Cit - i - zen: a native or naturalized member of a state or nation who owes allegiance to its government and is entitled to its protection; an inhabitant of a city or town, especially one entitled to its privileges or franchises
We are all citizens. Whether you just joined a community or you have been there since the day you were born, we are all citizens of many things. We are citizens of the globe, our country, our city and for many of us our universities. Now in the definition above, there are a few things I would like to point out.
1. Owes Allegiance
This is not a question, you owe allegiance. Allegiance does not mean that you always agree with your government, whether state or national, and it definitely does not mean that you have to agree with its leaders. It does mean, however, that you must respect the law of the land and abide by its rules and regulations. I would also add that allegiance has a connotation of respect.
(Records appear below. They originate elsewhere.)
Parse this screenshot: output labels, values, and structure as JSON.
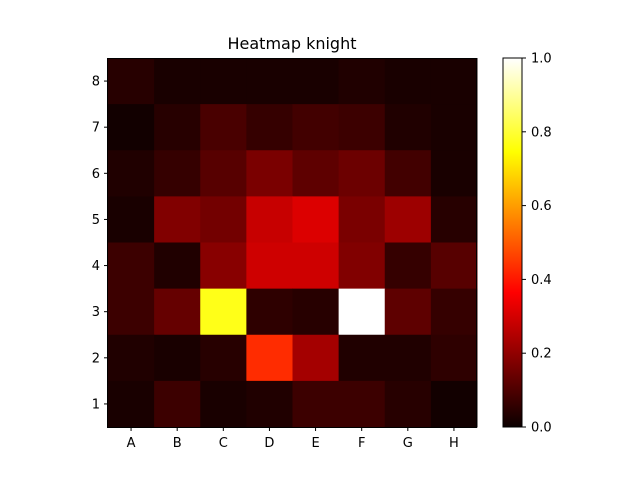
{
  "chart_data": {
    "type": "heatmap",
    "title": "Heatmap knight",
    "xlabel": "",
    "ylabel": "",
    "x_categories": [
      "A",
      "B",
      "C",
      "D",
      "E",
      "F",
      "G",
      "H"
    ],
    "y_categories": [
      "8",
      "7",
      "6",
      "5",
      "4",
      "3",
      "2",
      "1"
    ],
    "values": [
      [
        0.04,
        0.02,
        0.02,
        0.02,
        0.02,
        0.03,
        0.02,
        0.02
      ],
      [
        0.01,
        0.04,
        0.09,
        0.06,
        0.08,
        0.07,
        0.03,
        0.02
      ],
      [
        0.03,
        0.06,
        0.11,
        0.16,
        0.12,
        0.14,
        0.08,
        0.02
      ],
      [
        0.02,
        0.17,
        0.15,
        0.27,
        0.3,
        0.16,
        0.21,
        0.04
      ],
      [
        0.07,
        0.03,
        0.18,
        0.28,
        0.28,
        0.17,
        0.06,
        0.11
      ],
      [
        0.07,
        0.13,
        0.77,
        0.05,
        0.04,
        1.0,
        0.12,
        0.06
      ],
      [
        0.03,
        0.02,
        0.04,
        0.43,
        0.22,
        0.03,
        0.03,
        0.05
      ],
      [
        0.02,
        0.07,
        0.02,
        0.03,
        0.07,
        0.07,
        0.04,
        0.01
      ]
    ],
    "colormap": "hot",
    "vmin": 0.0,
    "vmax": 1.0,
    "colorbar_ticks": [
      "0.0",
      "0.2",
      "0.4",
      "0.6",
      "0.8",
      "1.0"
    ],
    "grid": false
  }
}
While respect is not the same as allegiance, I think that it is a highly encouraged aspect of the word.
By being a citizen, we are entitled to things like protection, privileges, and franchises. It is important to recognize this entitlement and to note that ALL citizens are entitled to these things.
So, now we have the basics of what a citizen is and who the term applies to, let's look at the best practices of being a citizen.
Being involved in your community is a huge part of being a citizen. There are millions of ways to do this. There are large scale charities that you can give to like the Red Cross and more local charities that you can give to that just reach your community. You can be involved in your local religious center of choice and encourage your community that way. Involvement can be mentorship of younger people in your community, choosing to shop local, or participating in local events. The idea is to not be isolated and to engage with those around you.
Participating in government is another MAJOR part of being a citizen. This can be as simple as voting or as big as holding public office. It is up to you on how involved you are but it is important to participate. Voting is not just confined to presidential elections, something we often forget. As a citizen, you should vote in your local elections frequently for things like mayor and city supervisor as well as for governor and your national representatives.
Civil discord is another part of being a citizen. This, again, can be done in a variety of ways, but if as a citizen you do not like something the government is doing you should stand up and say something. This can be as simple as signing a petition or as large as organizing a protest; either way, it is important to stand up for what you believe in. This should be done on both a local and global scale.
Now, here are a few misconceptions about being a citizen. A major one is that in order to make a difference in government you have to do it nationally. This is so wrong. Government occurs at many levels and you can make a difference at every level. The biggest issue facing citizens today is the lack of civic duty we feel. It is important to participate in government, to know who your representatives are, and to speak up for what you believe in both locally and nationally. We are all citizens and we all have a duty to participate in our community, in order to make our world and our lives better.